Por isso, sinto a obrigação, como educador e
representante de artes de tradição, reafirmar meu
posicionamento e esclarecer a alunos e leitores sobre a
interpretação que faço sobre a conduta dos praticantes
de artes marciais tradicionais atualmente. Seriam, estes,
defensores de um conhecimento que se desenhou na
história para propósitos bélicos, mas também, para a
construção de uma ética, e por isso tem um propósito
que deve ser reconhecido como mais do que cuidar do
corpo físico, adquirir habilidades para lutar ou manejar
instrumentos diversos ou ter sentidos aguçados. Afinal,
os grandes mestres do passado sempre se destacaram
por suas atitudes a favor da igualdade, da justiça social
e da saúde e bem estar da população, e também por
se esforçarem em ser modelos buscando superar seus
vícios e exemplificar virtudes.
Estendo essa minha acepção aos esportistas e
praticantes entusiastas de quaisquer atividades físicas,
mas que vejam a sua prática ou o seu esporte como
um cuidado para o corpo, para a mente, e ferramenta
pedagógica de socialização e aprendizagem de
princípios e virtudes para todos. Aos que se preocupam
exclusivamente com uma imagem corporal, certamente
aqui não é o caminho recomendado, a não ser que
queiram ler para apreender e mudar.
Assim, nestas revistas, que propomos publicar
trimestralmente, faço essa proposta filosófica de refletir
com algumas referências de cultura erudita, acadêmica
ou não, e mesmo da popular, que traz possibilidades de
reflexão.
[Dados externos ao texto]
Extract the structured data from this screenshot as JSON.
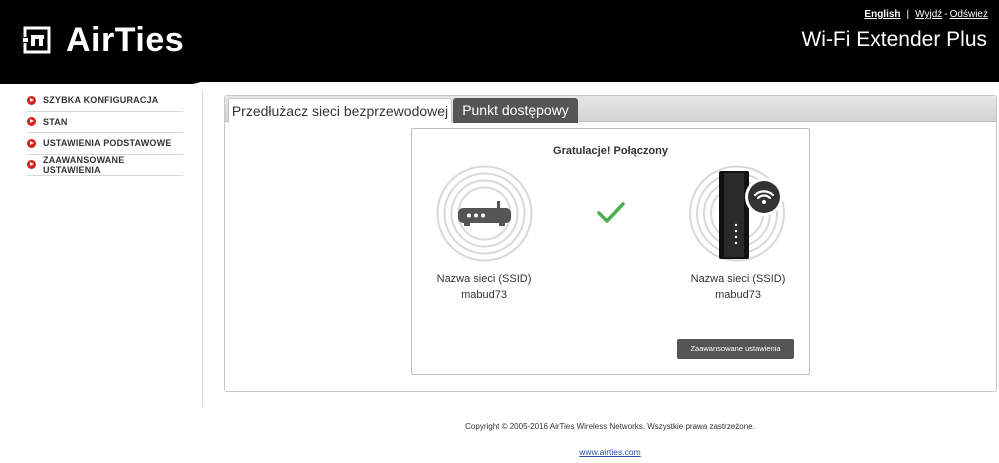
{
  "header": {
    "logo_text": "AirTies",
    "product_title": "Wi-Fi Extender Plus",
    "links": {
      "language": "English",
      "separator": "|",
      "logout": "Wyjdź",
      "dash": "-",
      "refresh": "Odśwież"
    }
  },
  "sidebar": {
    "items": [
      {
        "label": "SZYBKA KONFIGURACJA"
      },
      {
        "label": "STAN"
      },
      {
        "label": "USTAWIENIA PODSTAWOWE"
      },
      {
        "label": "ZAAWANSOWANE USTAWIENIA"
      }
    ]
  },
  "tabs": [
    {
      "label": "Przedłużacz sieci bezprzewodowej",
      "active": true
    },
    {
      "label": "Punkt dostępowy",
      "active": false
    }
  ],
  "status": {
    "title": "Gratulacje! Połączony",
    "left_device": {
      "ssid_label": "Nazwa sieci (SSID)",
      "ssid_value": "mabud73",
      "icon": "router-icon"
    },
    "right_device": {
      "ssid_label": "Nazwa sieci (SSID)",
      "ssid_value": "mabud73",
      "icon": "extender-icon"
    },
    "check_icon": "checkmark-icon",
    "advanced_button": "Zaawansowane ustawienia"
  },
  "footer": {
    "copyright": "Copyright © 2005-2016 AirTies Wireless Networks. Wszystkie prawa zastrzeżone.",
    "website": "www.airties.com"
  },
  "colors": {
    "header_bg": "#000000",
    "accent_red": "#d6201f",
    "check_green": "#4caf50",
    "button_dark": "#555555"
  }
}
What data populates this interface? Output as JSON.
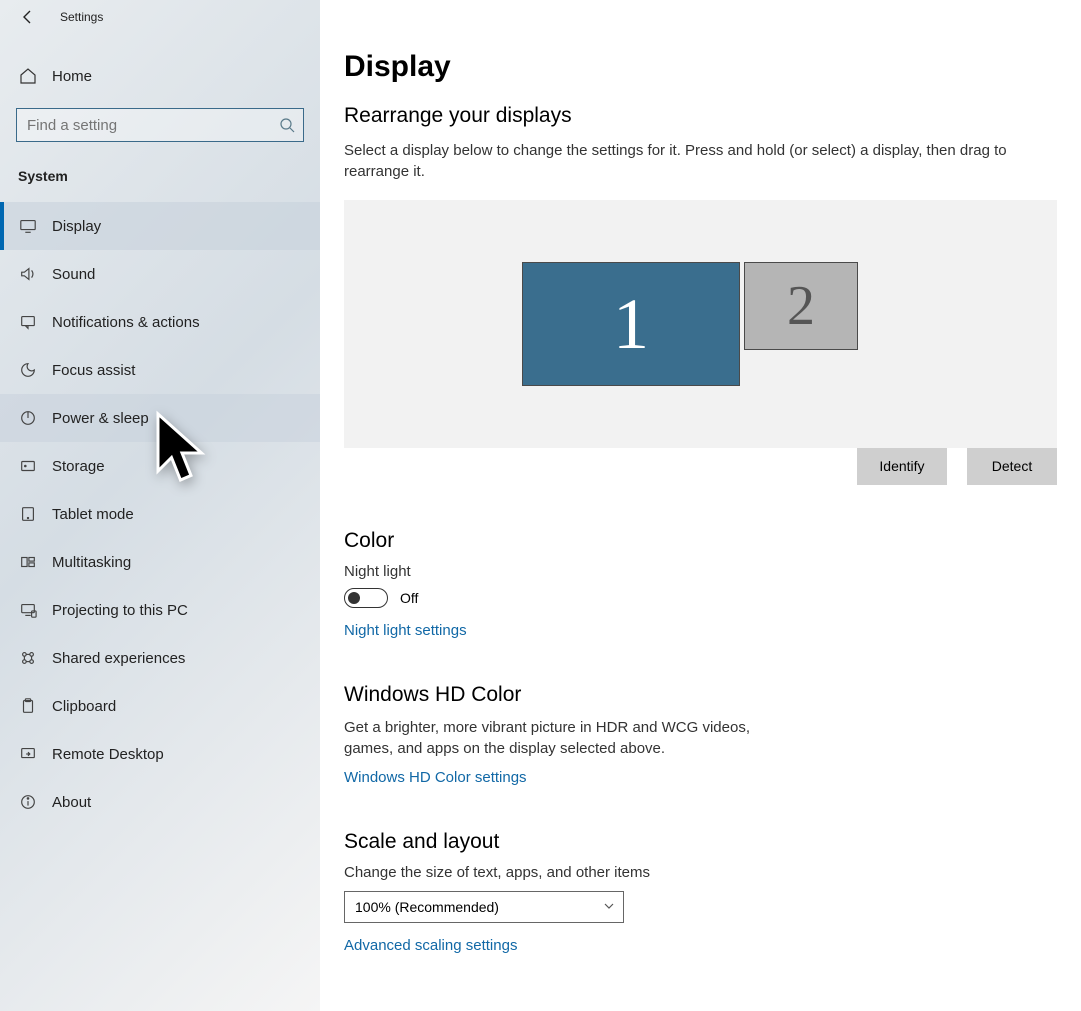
{
  "app_title": "Settings",
  "home_label": "Home",
  "search_placeholder": "Find a setting",
  "category_label": "System",
  "nav": [
    {
      "key": "display",
      "label": "Display",
      "active": true
    },
    {
      "key": "sound",
      "label": "Sound"
    },
    {
      "key": "notifications",
      "label": "Notifications & actions"
    },
    {
      "key": "focus-assist",
      "label": "Focus assist"
    },
    {
      "key": "power-sleep",
      "label": "Power & sleep",
      "hover": true
    },
    {
      "key": "storage",
      "label": "Storage"
    },
    {
      "key": "tablet-mode",
      "label": "Tablet mode"
    },
    {
      "key": "multitasking",
      "label": "Multitasking"
    },
    {
      "key": "projecting",
      "label": "Projecting to this PC"
    },
    {
      "key": "shared-experiences",
      "label": "Shared experiences"
    },
    {
      "key": "clipboard",
      "label": "Clipboard"
    },
    {
      "key": "remote-desktop",
      "label": "Remote Desktop"
    },
    {
      "key": "about",
      "label": "About"
    }
  ],
  "main": {
    "title": "Display",
    "rearrange": {
      "heading": "Rearrange your displays",
      "description": "Select a display below to change the settings for it. Press and hold (or select) a display, then drag to rearrange it.",
      "monitors": {
        "primary": "1",
        "secondary": "2"
      },
      "identify_btn": "Identify",
      "detect_btn": "Detect"
    },
    "color": {
      "heading": "Color",
      "night_light_label": "Night light",
      "night_light_state": "Off",
      "night_light_settings_link": "Night light settings"
    },
    "hd_color": {
      "heading": "Windows HD Color",
      "description": "Get a brighter, more vibrant picture in HDR and WCG videos, games, and apps on the display selected above.",
      "link": "Windows HD Color settings"
    },
    "scale": {
      "heading": "Scale and layout",
      "label": "Change the size of text, apps, and other items",
      "value": "100% (Recommended)",
      "link": "Advanced scaling settings"
    }
  }
}
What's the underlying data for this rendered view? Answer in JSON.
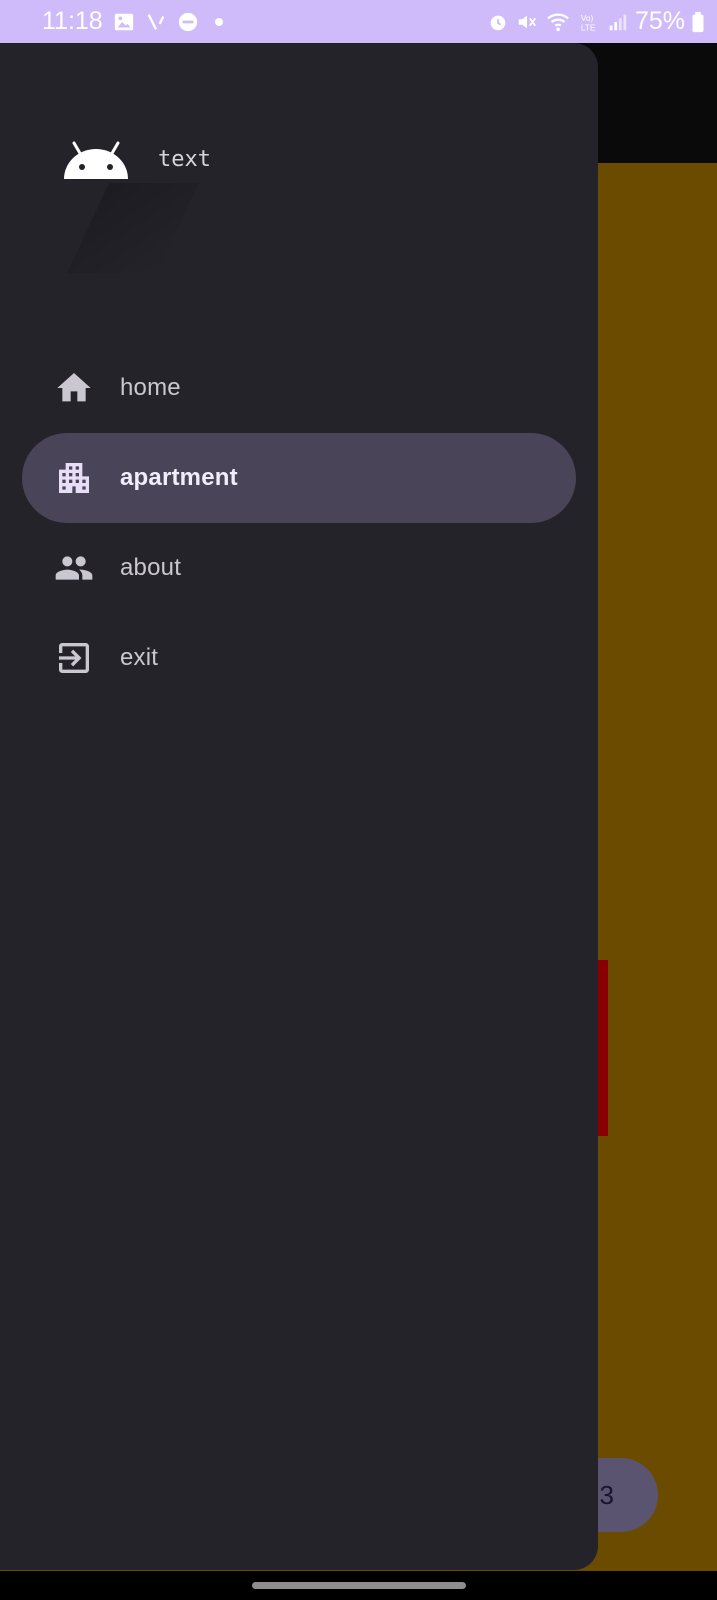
{
  "status_bar": {
    "time": "11:18",
    "battery": "75%",
    "icons": [
      "image-icon",
      "signal-slash-icon",
      "dnd-icon",
      "dot-icon",
      "alarm-icon",
      "mute-icon",
      "wifi-icon",
      "volte-icon",
      "cell-signal-icon",
      "battery-icon"
    ]
  },
  "drawer": {
    "header": {
      "text": "text",
      "logo": "android-logo-icon"
    },
    "items": [
      {
        "label": "home",
        "icon": "home-icon",
        "active": false
      },
      {
        "label": "apartment",
        "icon": "apartment-icon",
        "active": true
      },
      {
        "label": "about",
        "icon": "people-icon",
        "active": false
      },
      {
        "label": "exit",
        "icon": "exit-icon",
        "active": false
      }
    ]
  },
  "background_app": {
    "fab_label": "3"
  },
  "colors": {
    "status_bar_bg": "#cfbbfa",
    "drawer_bg": "#24232a",
    "active_item_bg": "#4a4459",
    "content_bg": "#6b4b00",
    "red_block": "#8a0000"
  }
}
Porque, também, vejo muitos alunos, sobretudo
os que são também educadores em
outros campos do saber, externando
sucessivamente indignação,
frustração e desencanto com tudo
o que estamos vivenciado, mas que conseguem e
sabem usufruir do que ensinamos para continuarem
estáveis em seus compromissos e, inclusive, o mais
importante, buscarem diálogo para mudanças. É por
isso que busco provocar e incitar os alunos a pensarem
de modo mais amplo, não voltando-se para si próprios
apenas, este “si mesmo” que o homem moderno coloca
tão intensamente como importante, mas para o outro
e com o outro, que muitas vezes nos opõe e nos nega.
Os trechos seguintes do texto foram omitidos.